Cyprus’ shift away from the West was confirmed in the most official way in President Anastasiades’ swearing in address before the House on Wednesday, which was in stark contrast to the one he gave in 2013. Five years ago he stressed that his objective was for Cyprus to take its place in the West, but he appears to have abandoned this objective halfway through his term. On Wednesday there was no mention of a Western orientation, his only concession being that Cyprus would participate in the formulation of the EU’s common foreign policy.
What a difference this was to 2013, when Anastasiades signalled the end of the Christofias presidency’s antagonism to the West and servility to Moscow, which had completely undermined Cyprus’ standing in the EU. Five years ago Anastasiades declared he would make Cyprus a trustworthy member of the EU that would participate as a reliable member in all the policies of the Union. He would also apply for admission into the Partnership for Peace and try to build relations with NATO, which Cyprus might join if there was party support for such a move.
He never applied for membership of the Partnership for Peace and on Wednesday he outlined foreign policy objectives that were a throwback to the Christofias years. Four foreign policy axes were announced: the new government would participate in the EU’s formulation of a common foreign policy, it would strengthen ties with the Gulf states, it would try to formally link the Mediterranean’s EU member states with neighbouring countries and deepen relations with the five permanent members of the UN Security Council.
The last objective is one those nebulous policies that sound good but do not stand up to rational scrutiny. The five permanent members of the Security Council are five disparate states with conflicting interests and radically different objectives that are frequently at odds with each other. Anastasiades explained that by deepening relations with the permanent five he would pursue the “economic diplomacy with the important players of the international system so that through the corresponding foreign policy we would secure the uninterrupted implementation of our energy planning.”
The facts of the last few weeks exposed the president’s plans as wishful thinking. The implementation of our energy plans were interrupted by Turkey’s navy and four of the permanent members of the Security Council issued announcements expressing mild disapproval of these actions and informing us that the way forward was through the solution of the Cyprus problem. Of the four France took a slightly stronger stand, but to little effect. Meanwhile, it would be interesting to know what the president actually meant by “economic diplomacy”.

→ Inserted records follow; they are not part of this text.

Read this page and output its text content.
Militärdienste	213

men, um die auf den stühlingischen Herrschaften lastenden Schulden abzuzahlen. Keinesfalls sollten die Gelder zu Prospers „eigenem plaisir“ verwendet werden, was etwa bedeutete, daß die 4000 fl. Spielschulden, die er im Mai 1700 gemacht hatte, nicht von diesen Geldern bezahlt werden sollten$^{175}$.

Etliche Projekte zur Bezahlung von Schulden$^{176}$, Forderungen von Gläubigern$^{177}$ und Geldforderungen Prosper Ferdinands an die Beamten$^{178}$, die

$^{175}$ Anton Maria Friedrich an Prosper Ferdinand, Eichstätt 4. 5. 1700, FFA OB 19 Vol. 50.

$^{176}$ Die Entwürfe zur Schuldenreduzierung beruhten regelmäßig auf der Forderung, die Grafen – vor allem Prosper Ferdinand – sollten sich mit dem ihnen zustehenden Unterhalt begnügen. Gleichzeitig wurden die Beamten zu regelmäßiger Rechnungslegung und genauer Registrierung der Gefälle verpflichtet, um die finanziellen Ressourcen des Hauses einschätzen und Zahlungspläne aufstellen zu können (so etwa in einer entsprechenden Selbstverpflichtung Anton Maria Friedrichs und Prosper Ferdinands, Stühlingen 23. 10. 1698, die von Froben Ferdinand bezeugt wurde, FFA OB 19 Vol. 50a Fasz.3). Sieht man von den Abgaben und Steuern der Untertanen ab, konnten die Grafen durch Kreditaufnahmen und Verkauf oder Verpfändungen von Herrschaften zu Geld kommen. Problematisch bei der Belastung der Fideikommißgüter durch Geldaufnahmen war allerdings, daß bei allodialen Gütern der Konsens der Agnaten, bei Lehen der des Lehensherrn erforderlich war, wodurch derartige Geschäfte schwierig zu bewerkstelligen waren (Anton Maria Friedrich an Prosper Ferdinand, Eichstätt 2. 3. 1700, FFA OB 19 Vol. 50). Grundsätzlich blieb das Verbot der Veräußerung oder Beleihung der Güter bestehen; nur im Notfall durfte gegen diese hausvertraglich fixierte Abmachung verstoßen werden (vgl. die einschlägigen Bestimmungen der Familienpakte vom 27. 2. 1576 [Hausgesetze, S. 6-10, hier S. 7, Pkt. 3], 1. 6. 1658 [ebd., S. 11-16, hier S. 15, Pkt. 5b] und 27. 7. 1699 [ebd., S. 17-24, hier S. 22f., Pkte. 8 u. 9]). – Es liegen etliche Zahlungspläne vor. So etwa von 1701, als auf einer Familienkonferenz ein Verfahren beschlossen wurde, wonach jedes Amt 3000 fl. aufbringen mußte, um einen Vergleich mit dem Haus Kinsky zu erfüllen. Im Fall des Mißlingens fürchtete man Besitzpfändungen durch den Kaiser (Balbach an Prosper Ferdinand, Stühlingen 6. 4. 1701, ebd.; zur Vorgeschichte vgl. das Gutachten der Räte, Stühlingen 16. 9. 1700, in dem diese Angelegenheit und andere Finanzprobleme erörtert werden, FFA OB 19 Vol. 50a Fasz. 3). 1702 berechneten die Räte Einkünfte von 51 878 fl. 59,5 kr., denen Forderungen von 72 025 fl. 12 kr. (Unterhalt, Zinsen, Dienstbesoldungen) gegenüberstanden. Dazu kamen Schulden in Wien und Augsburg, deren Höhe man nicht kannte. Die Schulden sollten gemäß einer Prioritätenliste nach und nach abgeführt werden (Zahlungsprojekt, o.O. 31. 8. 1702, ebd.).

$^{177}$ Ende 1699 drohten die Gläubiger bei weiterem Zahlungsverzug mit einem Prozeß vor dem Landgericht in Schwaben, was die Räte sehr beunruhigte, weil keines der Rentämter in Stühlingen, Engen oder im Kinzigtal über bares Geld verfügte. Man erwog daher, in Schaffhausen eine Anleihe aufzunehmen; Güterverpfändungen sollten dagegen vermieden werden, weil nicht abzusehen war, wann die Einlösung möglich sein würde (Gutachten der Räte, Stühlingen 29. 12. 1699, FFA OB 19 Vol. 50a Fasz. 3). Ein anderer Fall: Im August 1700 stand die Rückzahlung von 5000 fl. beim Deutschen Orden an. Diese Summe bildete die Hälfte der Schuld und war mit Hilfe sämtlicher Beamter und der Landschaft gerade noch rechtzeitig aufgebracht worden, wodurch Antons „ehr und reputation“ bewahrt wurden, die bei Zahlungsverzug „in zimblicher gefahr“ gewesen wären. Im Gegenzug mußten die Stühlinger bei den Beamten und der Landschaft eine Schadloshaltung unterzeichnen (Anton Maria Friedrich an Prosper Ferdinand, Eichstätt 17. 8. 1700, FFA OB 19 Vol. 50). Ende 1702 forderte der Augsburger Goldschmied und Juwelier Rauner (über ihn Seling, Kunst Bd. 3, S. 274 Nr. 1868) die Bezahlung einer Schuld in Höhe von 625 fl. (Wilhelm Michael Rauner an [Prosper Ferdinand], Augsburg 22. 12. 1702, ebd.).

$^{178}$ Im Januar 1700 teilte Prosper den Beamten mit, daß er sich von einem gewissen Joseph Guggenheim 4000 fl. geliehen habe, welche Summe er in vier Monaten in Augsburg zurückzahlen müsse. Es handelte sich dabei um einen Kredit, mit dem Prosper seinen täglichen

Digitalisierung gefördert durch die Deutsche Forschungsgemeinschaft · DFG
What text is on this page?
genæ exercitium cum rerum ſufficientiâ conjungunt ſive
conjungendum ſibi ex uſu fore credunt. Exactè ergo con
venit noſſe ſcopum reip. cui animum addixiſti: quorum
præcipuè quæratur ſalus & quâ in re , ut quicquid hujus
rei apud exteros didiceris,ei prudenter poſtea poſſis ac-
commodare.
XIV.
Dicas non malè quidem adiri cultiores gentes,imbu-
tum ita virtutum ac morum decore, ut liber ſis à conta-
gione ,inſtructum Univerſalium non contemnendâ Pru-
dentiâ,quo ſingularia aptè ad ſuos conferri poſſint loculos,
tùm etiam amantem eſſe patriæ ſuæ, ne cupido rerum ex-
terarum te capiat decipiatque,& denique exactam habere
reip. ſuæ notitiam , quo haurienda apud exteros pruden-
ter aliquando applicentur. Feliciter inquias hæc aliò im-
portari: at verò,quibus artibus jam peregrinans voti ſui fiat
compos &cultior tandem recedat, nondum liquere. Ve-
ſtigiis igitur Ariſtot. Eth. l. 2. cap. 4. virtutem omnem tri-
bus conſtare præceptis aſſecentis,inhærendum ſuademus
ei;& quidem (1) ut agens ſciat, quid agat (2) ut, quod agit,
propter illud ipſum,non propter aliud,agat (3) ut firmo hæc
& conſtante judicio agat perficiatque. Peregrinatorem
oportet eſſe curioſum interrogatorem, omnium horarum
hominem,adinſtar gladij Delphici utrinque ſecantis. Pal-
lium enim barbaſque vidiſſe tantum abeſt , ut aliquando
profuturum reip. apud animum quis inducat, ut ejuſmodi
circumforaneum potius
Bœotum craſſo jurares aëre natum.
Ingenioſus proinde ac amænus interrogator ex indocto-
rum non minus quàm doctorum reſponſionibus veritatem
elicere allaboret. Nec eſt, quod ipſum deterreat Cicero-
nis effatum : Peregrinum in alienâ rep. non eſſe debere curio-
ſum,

There was also a sub-text to the intention to deepen relations with the permanent five. It was a coded way of saying he would carry on strengthening Cyprus’ relations with the Russian Federation and moving the country further away from the West during his second term, a process that started more than a year ago once he decided a Cyprus settlement was not on his agenda. Nicosia-Moscow relations have become stronger since then – even Russian websites stopped writing critical articles about Anastasiades – culminating in last October’s visit to Moscow where he had a long meeting with President Putin and a host of co-operation agreements were signed.
Even his choice of foreign minister reflects the government’s new orientation, Nicos Christodoulides being a product of our foreign ministry’s anti-West, anti-settlement tendency. Relations with Moscow seem to warm up when our government wants to abandon settlement talks. In 2004, before the referendum, foreign minister George Iacovou was sent to Moscow to secure Russian support for President Papadopoulos’ stance and Anastasiades appears to have followed the same approach in anticipation of the collapse of the international conference on Cyprus.
It is the president’s prerogative to formulate foreign policy and choose the direction and orientation of the country. The Anastasiades government is entitled to turn its back on the West and move closer to Moscow if it believes this serves the national interest. That his foreign policy will be the same as that of the Christofias government, which he claimed he would move away from when he was elected in 2013, is another matter. He could describe it, like Christofias, as a “multi-dimensional foreign policy,” which was code for putting relations with Moscow above relations with our EU partners.
We can only express the hope that Cyprus will not become the untrustworthy member of EU of the Christofias years while Anastasiades and Christodoulides play their foreign policy games.